I am honoured that my thread on Thomas Erskine KC has attracted some 500 new followers overnight: to him be the glory. We all know the work of Blackstone, and latterly Lord Devlin's famous quotation defending the jury system, but Erskine's motto was 'TRIAL BY JURY.'
Erskine's character was established by his defence of that bulwark of freedom in those notorious State Trials.
This was his defence of the Jury in an earlier trial, defending the Dean of St.Asaph for libel in 1784: "The administration of justice in the hands of the people is the basis for all freedom. Whilst that remains there can be no tyranny."
He went on to say, bravely (and he was nothing if not courageous)that this was "because the people will not execute tyrannical laws upon themselves." He was therefore advocating 'jury nullification' - that good people will not condemn their fellows because of bad laws.
Erskine prophesied that if trial by jury was lost, "liberty must fall along with it, because the sword of justice falls into the hands of men who...have no common interest in the mass of the people."
His judgement rings true today, and his successors have honoured it.

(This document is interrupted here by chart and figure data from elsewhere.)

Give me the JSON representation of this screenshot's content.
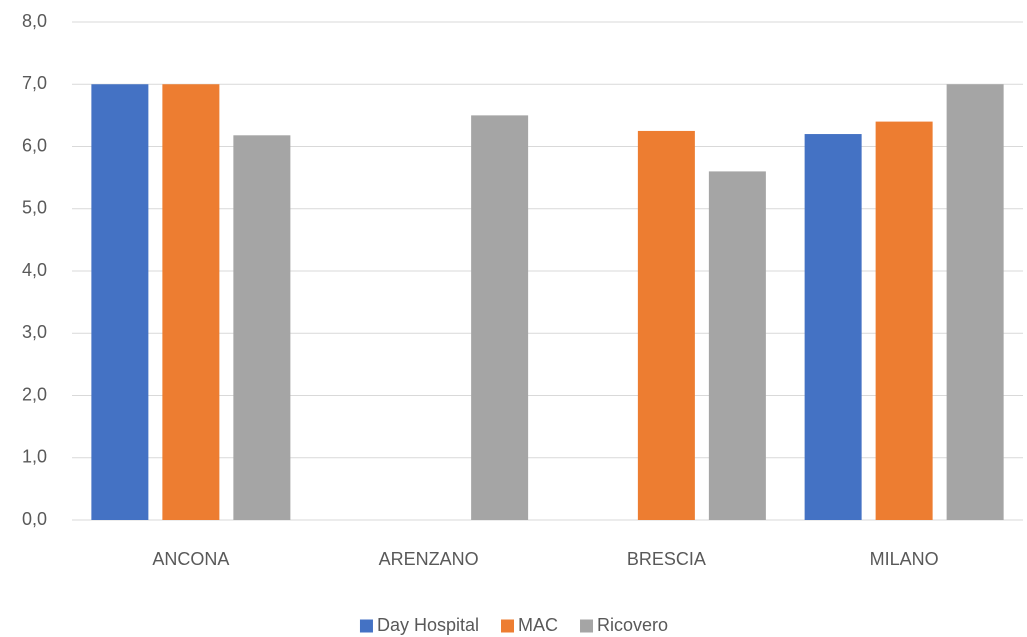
{
  "chart_data": {
    "type": "bar",
    "categories": [
      "ANCONA",
      "ARENZANO",
      "BRESCIA",
      "MILANO"
    ],
    "series": [
      {
        "name": "Day Hospital",
        "color": "#4472C4",
        "values": [
          7.0,
          null,
          null,
          6.2
        ]
      },
      {
        "name": "MAC",
        "color": "#ED7D31",
        "values": [
          7.0,
          null,
          6.25,
          6.4
        ]
      },
      {
        "name": "Ricovero",
        "color": "#A5A5A5",
        "values": [
          6.18,
          6.5,
          5.6,
          7.0
        ]
      }
    ],
    "ylim": [
      0,
      8
    ],
    "yticks": [
      "0,0",
      "1,0",
      "2,0",
      "3,0",
      "4,0",
      "5,0",
      "6,0",
      "7,0",
      "8,0"
    ],
    "grid": true,
    "legend_position": "bottom",
    "gridline_color": "#D9D9D9"
  }
}
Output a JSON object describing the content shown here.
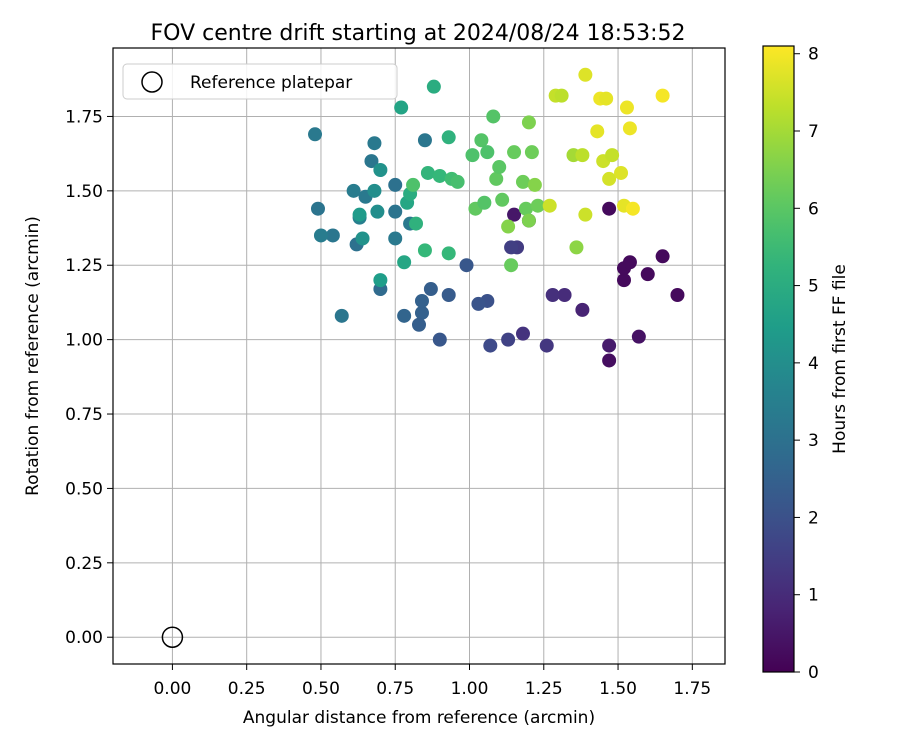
{
  "chart_data": {
    "type": "scatter",
    "title": "FOV centre drift starting at 2024/08/24 18:53:52",
    "xlabel": "Angular distance from reference (arcmin)",
    "ylabel": "Rotation from reference (arcmin)",
    "xlim": [
      -0.2,
      1.86
    ],
    "ylim": [
      -0.09,
      1.98
    ],
    "xticks": [
      "0.00",
      "0.25",
      "0.50",
      "0.75",
      "1.00",
      "1.25",
      "1.50",
      "1.75"
    ],
    "yticks": [
      "0.00",
      "0.25",
      "0.50",
      "0.75",
      "1.00",
      "1.25",
      "1.50",
      "1.75"
    ],
    "grid": true,
    "legend": {
      "placement": "top-left",
      "entries": [
        "Reference platepar"
      ]
    },
    "reference_point": {
      "x": 0.0,
      "y": 0.0
    },
    "colorbar": {
      "label": "Hours from first FF file",
      "range": [
        0,
        8.1
      ],
      "ticks": [
        "0",
        "1",
        "2",
        "3",
        "4",
        "5",
        "6",
        "7",
        "8"
      ],
      "colormap": "viridis"
    },
    "points": [
      [
        1.47,
        1.44,
        0.2
      ],
      [
        1.52,
        1.2,
        0.2
      ],
      [
        1.52,
        1.24,
        0.2
      ],
      [
        1.54,
        1.26,
        0.2
      ],
      [
        1.6,
        1.22,
        0.2
      ],
      [
        1.65,
        1.28,
        0.2
      ],
      [
        1.7,
        1.15,
        0.2
      ],
      [
        1.47,
        0.93,
        0.3
      ],
      [
        1.57,
        1.01,
        0.4
      ],
      [
        1.47,
        0.98,
        0.6
      ],
      [
        1.38,
        1.1,
        0.8
      ],
      [
        1.32,
        1.15,
        1.0
      ],
      [
        1.28,
        1.15,
        1.1
      ],
      [
        1.26,
        0.98,
        1.3
      ],
      [
        1.18,
        1.02,
        1.2
      ],
      [
        1.15,
        1.42,
        0.5
      ],
      [
        1.2,
        1.4,
        0.6
      ],
      [
        1.16,
        1.31,
        1.4
      ],
      [
        1.14,
        1.31,
        1.5
      ],
      [
        1.13,
        1.0,
        1.6
      ],
      [
        1.07,
        0.98,
        1.8
      ],
      [
        1.06,
        1.13,
        2.0
      ],
      [
        1.03,
        1.12,
        2.1
      ],
      [
        0.99,
        1.25,
        2.2
      ],
      [
        0.93,
        1.15,
        2.3
      ],
      [
        0.9,
        1.0,
        2.2
      ],
      [
        0.87,
        1.17,
        2.4
      ],
      [
        0.84,
        1.09,
        2.5
      ],
      [
        0.84,
        1.13,
        2.5
      ],
      [
        0.83,
        1.05,
        2.4
      ],
      [
        0.78,
        1.08,
        2.6
      ],
      [
        0.7,
        1.17,
        2.8
      ],
      [
        0.57,
        1.08,
        3.2
      ],
      [
        0.62,
        1.32,
        3.0
      ],
      [
        0.54,
        1.35,
        3.2
      ],
      [
        0.49,
        1.44,
        3.1
      ],
      [
        0.5,
        1.35,
        3.4
      ],
      [
        0.48,
        1.69,
        3.3
      ],
      [
        0.63,
        1.41,
        3.5
      ],
      [
        0.61,
        1.5,
        3.4
      ],
      [
        0.65,
        1.48,
        3.3
      ],
      [
        0.67,
        1.6,
        3.2
      ],
      [
        0.68,
        1.66,
        3.3
      ],
      [
        0.75,
        1.43,
        3.1
      ],
      [
        0.75,
        1.52,
        3.0
      ],
      [
        0.75,
        1.34,
        3.3
      ],
      [
        0.8,
        1.39,
        3.3
      ],
      [
        0.85,
        1.67,
        3.2
      ],
      [
        0.68,
        1.5,
        4.0
      ],
      [
        0.69,
        1.43,
        4.0
      ],
      [
        0.7,
        1.57,
        4.1
      ],
      [
        0.64,
        1.34,
        4.1
      ],
      [
        0.63,
        1.42,
        4.4
      ],
      [
        0.7,
        1.2,
        4.5
      ],
      [
        0.78,
        1.26,
        4.8
      ],
      [
        0.77,
        1.78,
        4.7
      ],
      [
        0.79,
        1.46,
        4.8
      ],
      [
        0.8,
        1.49,
        5.0
      ],
      [
        0.82,
        1.39,
        5.2
      ],
      [
        0.85,
        1.3,
        5.4
      ],
      [
        0.86,
        1.56,
        5.3
      ],
      [
        0.88,
        1.85,
        5.0
      ],
      [
        0.9,
        1.55,
        5.4
      ],
      [
        0.93,
        1.68,
        5.2
      ],
      [
        0.93,
        1.29,
        5.4
      ],
      [
        0.94,
        1.54,
        5.6
      ],
      [
        0.96,
        1.53,
        5.7
      ],
      [
        0.81,
        1.52,
        5.8
      ],
      [
        1.01,
        1.62,
        5.8
      ],
      [
        1.02,
        1.44,
        6.1
      ],
      [
        1.04,
        1.67,
        5.9
      ],
      [
        1.05,
        1.46,
        5.9
      ],
      [
        1.06,
        1.63,
        5.8
      ],
      [
        1.08,
        1.75,
        5.9
      ],
      [
        1.09,
        1.54,
        6.1
      ],
      [
        1.1,
        1.58,
        6.0
      ],
      [
        1.11,
        1.47,
        6.1
      ],
      [
        1.13,
        1.38,
        6.6
      ],
      [
        1.14,
        1.25,
        6.2
      ],
      [
        1.15,
        1.63,
        6.2
      ],
      [
        1.18,
        1.53,
        6.3
      ],
      [
        1.19,
        1.44,
        6.2
      ],
      [
        1.2,
        1.4,
        6.5
      ],
      [
        1.2,
        1.73,
        6.5
      ],
      [
        1.21,
        1.63,
        6.3
      ],
      [
        1.22,
        1.52,
        6.6
      ],
      [
        1.23,
        1.45,
        6.3
      ],
      [
        1.27,
        1.45,
        7.5
      ],
      [
        1.29,
        1.82,
        7.4
      ],
      [
        1.31,
        1.82,
        7.3
      ],
      [
        1.35,
        1.62,
        7.0
      ],
      [
        1.36,
        1.31,
        6.7
      ],
      [
        1.38,
        1.62,
        7.3
      ],
      [
        1.39,
        1.89,
        7.7
      ],
      [
        1.39,
        1.42,
        7.5
      ],
      [
        1.43,
        1.7,
        7.8
      ],
      [
        1.44,
        1.81,
        7.9
      ],
      [
        1.45,
        1.6,
        7.5
      ],
      [
        1.46,
        1.81,
        7.8
      ],
      [
        1.47,
        1.54,
        7.6
      ],
      [
        1.48,
        1.62,
        7.4
      ],
      [
        1.51,
        1.56,
        7.7
      ],
      [
        1.52,
        1.45,
        7.8
      ],
      [
        1.53,
        1.78,
        7.9
      ],
      [
        1.54,
        1.71,
        7.9
      ],
      [
        1.55,
        1.44,
        8.0
      ],
      [
        1.65,
        1.82,
        8.0
      ]
    ]
  }
}
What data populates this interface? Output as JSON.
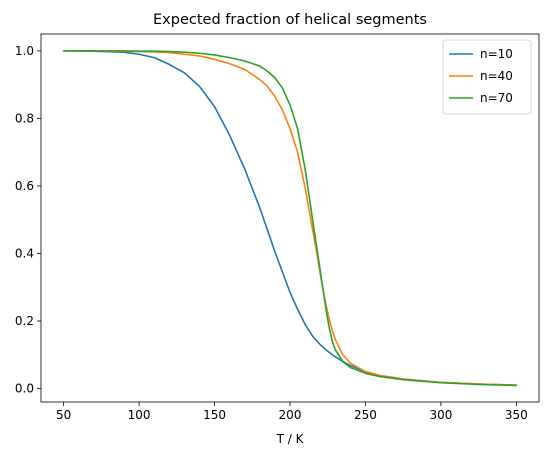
{
  "chart_data": {
    "type": "line",
    "title": "Expected fraction of helical segments",
    "xlabel": "T / K",
    "ylabel": "",
    "xlim": [
      35,
      365
    ],
    "ylim": [
      -0.04,
      1.05
    ],
    "xticks": [
      50,
      100,
      150,
      200,
      250,
      300,
      350
    ],
    "yticks": [
      0.0,
      0.2,
      0.4,
      0.6,
      0.8,
      1.0
    ],
    "grid": false,
    "legend_position": "top-right",
    "x": [
      50,
      70,
      90,
      100,
      110,
      120,
      130,
      140,
      150,
      160,
      170,
      180,
      185,
      190,
      195,
      200,
      205,
      210,
      215,
      218,
      220,
      222,
      224,
      226,
      228,
      230,
      235,
      240,
      250,
      260,
      275,
      300,
      325,
      350
    ],
    "series": [
      {
        "name": "n=10",
        "color": "#1f77b4",
        "values": [
          1.0,
          0.999,
          0.996,
          0.99,
          0.98,
          0.96,
          0.935,
          0.895,
          0.835,
          0.75,
          0.65,
          0.535,
          0.47,
          0.405,
          0.345,
          0.285,
          0.235,
          0.19,
          0.155,
          0.14,
          0.13,
          0.122,
          0.114,
          0.107,
          0.1,
          0.094,
          0.08,
          0.068,
          0.05,
          0.038,
          0.028,
          0.018,
          0.013,
          0.01
        ]
      },
      {
        "name": "n=40",
        "color": "#ff7f0e",
        "values": [
          1.0,
          1.0,
          0.999,
          0.998,
          0.997,
          0.995,
          0.99,
          0.985,
          0.975,
          0.962,
          0.945,
          0.915,
          0.895,
          0.865,
          0.825,
          0.77,
          0.7,
          0.595,
          0.47,
          0.395,
          0.34,
          0.29,
          0.245,
          0.205,
          0.172,
          0.145,
          0.1,
          0.075,
          0.05,
          0.038,
          0.028,
          0.018,
          0.013,
          0.01
        ]
      },
      {
        "name": "n=70",
        "color": "#2ca02c",
        "values": [
          1.0,
          1.0,
          1.0,
          0.999,
          0.999,
          0.998,
          0.996,
          0.993,
          0.988,
          0.98,
          0.97,
          0.955,
          0.94,
          0.92,
          0.89,
          0.84,
          0.77,
          0.65,
          0.5,
          0.41,
          0.35,
          0.29,
          0.23,
          0.18,
          0.14,
          0.115,
          0.08,
          0.062,
          0.045,
          0.035,
          0.026,
          0.017,
          0.012,
          0.009
        ]
      }
    ]
  }
}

The CBA, and criminal solicitors unanimously rejected the abrogation or suspension of jury trial during this continuing health emergency.
It would have been very easy to accept the financial inducement. Solicitors and Barristers have been hit hard by the pandemic. Cash flow has dried up. Trials are cancelled or adjourned for months or years ahead.
If the proposal to suspend jury trial had been supported by solicitors and the Bar, trials, capable of being heard by juries, would have been conducted before magistrates. The financial drought for the profession would have ended.
You shouldn't get praised for doing the right thing - but the Law Society and The Bar did do the right thing. Too often we're accused, baselessly, of doing the very opposite. Frankly, it sometimes hurts because it's such a travesty and so removed from the truth.
Erskine, were he transported here, today, might not recognise the Judiciary, which in his time was the handmaiden of The Executive. He would, however, recognise The Executive's restless desire to arrogate power, and to muzzle the judges.
Sentimental as it might seem, I think he'd recognise modern advocates, defending individuals before the state. Much has changed, but what he said in 1784 holds good: 'Our whole history is... chequered with the struggles of our ancestors to maintain this important privilege."